During the outbreak, one patient was infected in two different sites by two different strains. Strain 5 (group I) was isolated from a respiratory sample, and strain 6 (group IV) was found in a urinary sample from the same patient, thus showing that one patient could be infected by more than one strain of A. baumannii. Such a result was observed by Ling et al. (20). On the basis of the clinical data and the results of the typing methods, we confirmed that the epidemic index case was a patient transferred from a neighborhood teaching hospital to the Amiens teaching hospital. A strain of A. baumannii (strain 7) was isolated from peritoneal fluid as soon as this patient returned to our hospital. The antibioprofile a and ribopattern A of the strain from this patient was the same as that of the epidemic strain (group I).
In conclusion, we investigated various characteristics of 18 clinical isolates of A. baumannii, including the antibiogram and ribotype patterns. Analysis of the antibiogram profiles and band patterns generated by the ribotype method showed that most of the isolates were multiresistant.

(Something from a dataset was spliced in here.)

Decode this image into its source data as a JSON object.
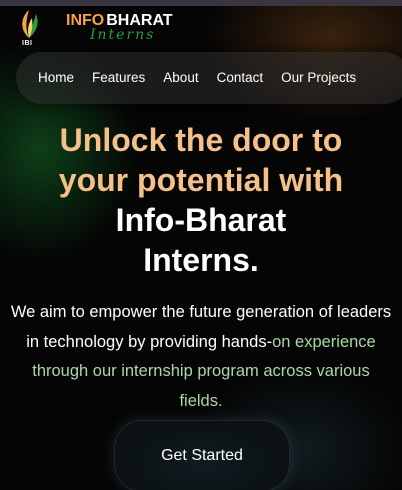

Among those, five (group I) were outbreak strains, five others (group II) were variants of one ribotype, and the remaining eight were nonoutbreak strains. In addition, the strains of group I, which were involved in the epidemic, had spread through different wards. Therefore, isolation of multiresistant strains of A. baumannii should alert the infection control team and prompt the implementation of stringent infection control measures. Despite the efficacy of the control measures, it is important to emphasize the need to pursue an epidemiological survey of nosocomial infections in the ICU and surgical wards.